Is the stock market about to catch a breather after a blockbuster 2020? That’s the million-dollar question heading into year-end. Stocks have been on a roll, with major indices flirting with record highs. Since Donald Trump assumed the reigns of powers in 2017, the S&P 500 has rallied by more than 60%.
Stock Market rally
The stock market has mostly benefited from friendly policies formulated by the FED and the Trump Administration. Landmark corporate tax cuts led to a surge in profits and buybacks. The cutting of interest rates also had a hand in fuelling the bullish run. The rally has also coincided with a challenging macro environment fuelled by the COVID-19 pandemic.
The pandemic has taken a significant toll on the economy. The slowdown is already arousing concern in the investment community, with investors turning to holding cash instead of seeking investments in the markets. Overvaluation concerns are another tailwind that continues to bombard investor’s sentiments.
A CNBC poll of 100 Chief Investment officers, portfolio managers, and CNBC contributors indicate that most money managers expect the stock market to come under pressure. Two-thirds of the polled persons affirmed that the new administration’s first four years could be far worse than Trump’s term when it comes to stock returns.
Wall Street experts are especially wary of the impact of the Biden administration reversing Trump’s tax cut. A reversal of the tax cut could result in the wiping out of earnings at a time when most equities are flirting with record highs.
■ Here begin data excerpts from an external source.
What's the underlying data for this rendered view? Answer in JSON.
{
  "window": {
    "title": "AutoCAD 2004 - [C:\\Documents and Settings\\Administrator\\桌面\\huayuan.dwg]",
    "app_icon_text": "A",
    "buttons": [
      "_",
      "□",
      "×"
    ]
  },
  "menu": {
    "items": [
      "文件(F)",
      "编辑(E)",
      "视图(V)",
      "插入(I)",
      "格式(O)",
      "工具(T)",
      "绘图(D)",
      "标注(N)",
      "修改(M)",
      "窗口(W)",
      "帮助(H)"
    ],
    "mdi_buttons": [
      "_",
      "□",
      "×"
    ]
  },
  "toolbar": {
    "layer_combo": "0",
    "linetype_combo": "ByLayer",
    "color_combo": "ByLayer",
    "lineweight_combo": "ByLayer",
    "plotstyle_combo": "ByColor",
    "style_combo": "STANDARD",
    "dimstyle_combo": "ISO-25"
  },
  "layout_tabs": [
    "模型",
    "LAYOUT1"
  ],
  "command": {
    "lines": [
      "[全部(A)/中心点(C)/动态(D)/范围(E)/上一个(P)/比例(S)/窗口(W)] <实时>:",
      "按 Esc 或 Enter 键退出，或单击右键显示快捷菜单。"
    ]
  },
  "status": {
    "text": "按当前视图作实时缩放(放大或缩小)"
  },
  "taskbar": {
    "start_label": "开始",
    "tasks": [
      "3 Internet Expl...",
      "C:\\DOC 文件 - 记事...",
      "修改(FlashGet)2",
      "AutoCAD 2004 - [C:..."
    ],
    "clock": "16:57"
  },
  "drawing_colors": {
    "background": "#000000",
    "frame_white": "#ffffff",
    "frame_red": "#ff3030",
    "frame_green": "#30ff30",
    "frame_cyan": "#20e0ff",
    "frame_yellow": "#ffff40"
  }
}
The new administration has also promised to raise capital gains rates for high earners.
Amid the growing concerns, there is growing optimism that some sectors could outperform under the new administration. Some of the sectors that could benefit from friendly policies include consumer discretionary, industrials, and financials. In contrast, utilities consumer staples and energy could struggle a big deal.
Stock Market 2021 Outlook
While some strategists expect a major pullback in 2021, most expect the market to finish higher. The CNBC survey indicates that money managers expect the S&P 500 to rally to record highs of $4,000. The DOW, which has already wiped out the COVID-19 pandemic losses, is expected to rise by about 16% to $35,000.
January has always proved to be the month that sets the pace on how stocks are likely to behave as the year progresses. Ahead of the New Year, investors are already wary of the fact that the bull run could slowly be coming to an end. History has always shown that the S&P 500 tends to rally and close higher, 82% of the time, on the market moving higher in the first five days of the year.
The outcome of the two senate races in Georgia could also have an impact on the stock market. No matter the outcome, the race is expected to trigger market reaction. Strategists are wary of Democrats winning the two seats as the party could have the power to pass policies such as tax hikes, which are not friendly to the stock market.